Ehre für Windmühle Lechtingen 25. Deutscher Mühlentag wird 2018 in Wallenhorst eröffnet

Von Joachim Dierks


Wallenhorst. Die Windmühle in Lechtingen wird im kommenden Jahr bundesweit Beachtung finden. Am Pfingstmontag, 21. Mai 2018, findet dort die zentrale Veranstaltung des 25. Deutschen Mühlentages statt.

Ehre, wem Ehre gebührt: Immerhin geht auf die Initiative der Lechtinger Mühlenfreunde die zunächst landes- und dann bundesweite Etablierung eines Mühlentages am Pfingstmontag eines jeden Jahres mit bis zu 1000 teilnehmenden Wind-, Wasser-, Dampf- und Motormühlen zurück. In Anerkennung dieser Initiative hat die Deutsche Gesellschaft für Mühlenkunde (DGM) die Auftaktveranstaltung 2018 jetzt nach Lechtingen vergeben. In diesem Jahr war die Bockwindmühle im thüringischen Lumpzig Schauplatz der Feiern.

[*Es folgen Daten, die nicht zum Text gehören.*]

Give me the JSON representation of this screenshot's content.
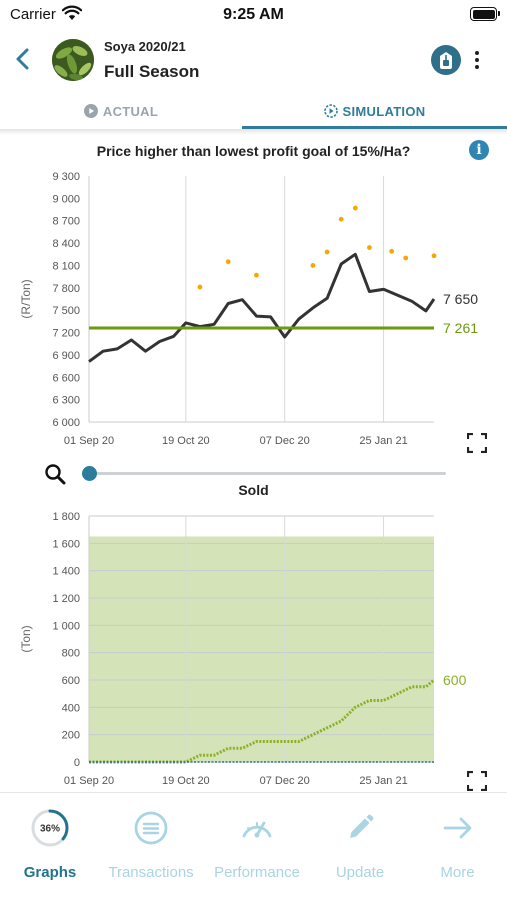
{
  "status_bar": {
    "carrier": "Carrier",
    "time": "9:25 AM"
  },
  "header": {
    "subtitle": "Soya 2020/21",
    "title": "Full Season"
  },
  "tabs": [
    {
      "label": "ACTUAL",
      "icon": "play-circle-icon",
      "active": false
    },
    {
      "label": "SIMULATION",
      "icon": "play-circle-dashed-icon",
      "active": true
    }
  ],
  "colors": {
    "accent": "#2f7d9a",
    "price_line": "#333333",
    "target_line": "#6a9a0f",
    "simulated_dots": "#f5a800",
    "sold_area": "#d4e4b8",
    "sold_line": "#8bb026",
    "inactive_nav": "#a9d4e3"
  },
  "chart_data": [
    {
      "type": "line",
      "title": "Price higher than lowest profit goal of 15%/Ha?",
      "ylabel": "(R/Ton)",
      "ylim": [
        6000,
        9300
      ],
      "yticks": [
        "9 300",
        "9 000",
        "8 700",
        "8 400",
        "8 100",
        "7 800",
        "7 500",
        "7 200",
        "6 900",
        "6 600",
        "6 300",
        "6 000"
      ],
      "ytick_values": [
        9300,
        9000,
        8700,
        8400,
        8100,
        7800,
        7500,
        7200,
        6900,
        6600,
        6300,
        6000
      ],
      "xlim": [
        "2020-09-01",
        "2021-02-19"
      ],
      "xticks": [
        {
          "label": "01 Sep 20",
          "date": "2020-09-01"
        },
        {
          "label": "19 Oct 20",
          "date": "2020-10-19"
        },
        {
          "label": "07 Dec 20",
          "date": "2020-12-07"
        },
        {
          "label": "25 Jan 21",
          "date": "2021-01-25"
        }
      ],
      "grid": {
        "x": true,
        "y": false
      },
      "series": [
        {
          "kind": "line",
          "points": [
            [
              "2020-09-01",
              6810
            ],
            [
              "2020-09-08",
              6950
            ],
            [
              "2020-09-15",
              6980
            ],
            [
              "2020-09-22",
              7100
            ],
            [
              "2020-09-29",
              6950
            ],
            [
              "2020-10-06",
              7080
            ],
            [
              "2020-10-13",
              7150
            ],
            [
              "2020-10-19",
              7330
            ],
            [
              "2020-10-26",
              7280
            ],
            [
              "2020-11-02",
              7310
            ],
            [
              "2020-11-09",
              7590
            ],
            [
              "2020-11-16",
              7640
            ],
            [
              "2020-11-23",
              7420
            ],
            [
              "2020-11-30",
              7410
            ],
            [
              "2020-12-07",
              7140
            ],
            [
              "2020-12-14",
              7380
            ],
            [
              "2020-12-21",
              7530
            ],
            [
              "2020-12-28",
              7660
            ],
            [
              "2021-01-04",
              8120
            ],
            [
              "2021-01-11",
              8250
            ],
            [
              "2021-01-18",
              7750
            ],
            [
              "2021-01-25",
              7780
            ],
            [
              "2021-02-01",
              7700
            ],
            [
              "2021-02-08",
              7620
            ],
            [
              "2021-02-15",
              7490
            ],
            [
              "2021-02-19",
              7650
            ]
          ],
          "end_value": "7 650"
        },
        {
          "kind": "scatter",
          "points": [
            [
              "2020-10-26",
              7810
            ],
            [
              "2020-11-09",
              8150
            ],
            [
              "2020-11-23",
              7970
            ],
            [
              "2020-12-21",
              8100
            ],
            [
              "2020-12-28",
              8280
            ],
            [
              "2021-01-04",
              8720
            ],
            [
              "2021-01-11",
              8870
            ],
            [
              "2021-01-18",
              8340
            ],
            [
              "2021-01-29",
              8290
            ],
            [
              "2021-02-05",
              8200
            ],
            [
              "2021-02-19",
              8230
            ]
          ]
        },
        {
          "kind": "hline",
          "value": 7261,
          "end_value": "7 261"
        }
      ]
    },
    {
      "type": "area",
      "title": "Sold",
      "ylabel": "(Ton)",
      "ylim": [
        0,
        1800
      ],
      "yticks": [
        "1 800",
        "1 600",
        "1 400",
        "1 200",
        "1 000",
        "800",
        "600",
        "400",
        "200",
        "0"
      ],
      "ytick_values": [
        1800,
        1600,
        1400,
        1200,
        1000,
        800,
        600,
        400,
        200,
        0
      ],
      "xlim": [
        "2020-09-01",
        "2021-02-19"
      ],
      "xticks": [
        {
          "label": "01 Sep 20",
          "date": "2020-09-01"
        },
        {
          "label": "19 Oct 20",
          "date": "2020-10-19"
        },
        {
          "label": "07 Dec 20",
          "date": "2020-12-07"
        },
        {
          "label": "25 Jan 21",
          "date": "2021-01-25"
        }
      ],
      "grid": {
        "x": true,
        "y": true
      },
      "series": [
        {
          "kind": "band",
          "value": 1650
        },
        {
          "kind": "step",
          "points": [
            [
              "2020-09-01",
              0
            ],
            [
              "2020-10-19",
              0
            ],
            [
              "2020-10-26",
              50
            ],
            [
              "2020-11-02",
              50
            ],
            [
              "2020-11-09",
              100
            ],
            [
              "2020-11-16",
              100
            ],
            [
              "2020-11-23",
              150
            ],
            [
              "2020-11-30",
              150
            ],
            [
              "2020-12-07",
              150
            ],
            [
              "2020-12-14",
              150
            ],
            [
              "2020-12-21",
              200
            ],
            [
              "2020-12-28",
              250
            ],
            [
              "2021-01-04",
              300
            ],
            [
              "2021-01-11",
              400
            ],
            [
              "2021-01-18",
              450
            ],
            [
              "2021-01-25",
              450
            ],
            [
              "2021-02-01",
              500
            ],
            [
              "2021-02-08",
              550
            ],
            [
              "2021-02-15",
              550
            ],
            [
              "2021-02-19",
              600
            ]
          ],
          "end_value": "600"
        }
      ]
    }
  ],
  "slider": {
    "value": 0.0
  },
  "bottom_nav": {
    "items": [
      {
        "label": "Graphs",
        "icon": "progress-ring-icon",
        "badge": "36%",
        "progress": 0.36,
        "active": true
      },
      {
        "label": "Transactions",
        "icon": "list-circle-icon",
        "active": false
      },
      {
        "label": "Performance",
        "icon": "gauge-icon",
        "active": false
      },
      {
        "label": "Update",
        "icon": "pencil-icon",
        "active": false
      },
      {
        "label": "More",
        "icon": "arrow-right-icon",
        "active": false
      }
    ]
  }
}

Zur Vorbereitung des Festes traf sich jetzt der Landesvorstand der Mühlenvereinigung Niedersachsen/Bremen (MVNB) im Lechtinger Mühlenkomplex. Gastgeber Ansgar Vennemann von den Lechtinger Mühlenfreunden führte durch die restaurierten Örtlichkeiten und berichtete auch von den noch ausstehenden Projekten wie etwa der Wiederinbetriebnahme der Motormühle. Die Besprechung fand vorne in der Motormühle statt. „Hier riecht es noch richtig nach Mühle – auch 60 Jahre nach Beendigung des Mühlenbetriebs“, meinte der Mühlentagsbeauftragte und Müllergeselle Florian Butt, deshalb sei dies der ideale Raum dafür.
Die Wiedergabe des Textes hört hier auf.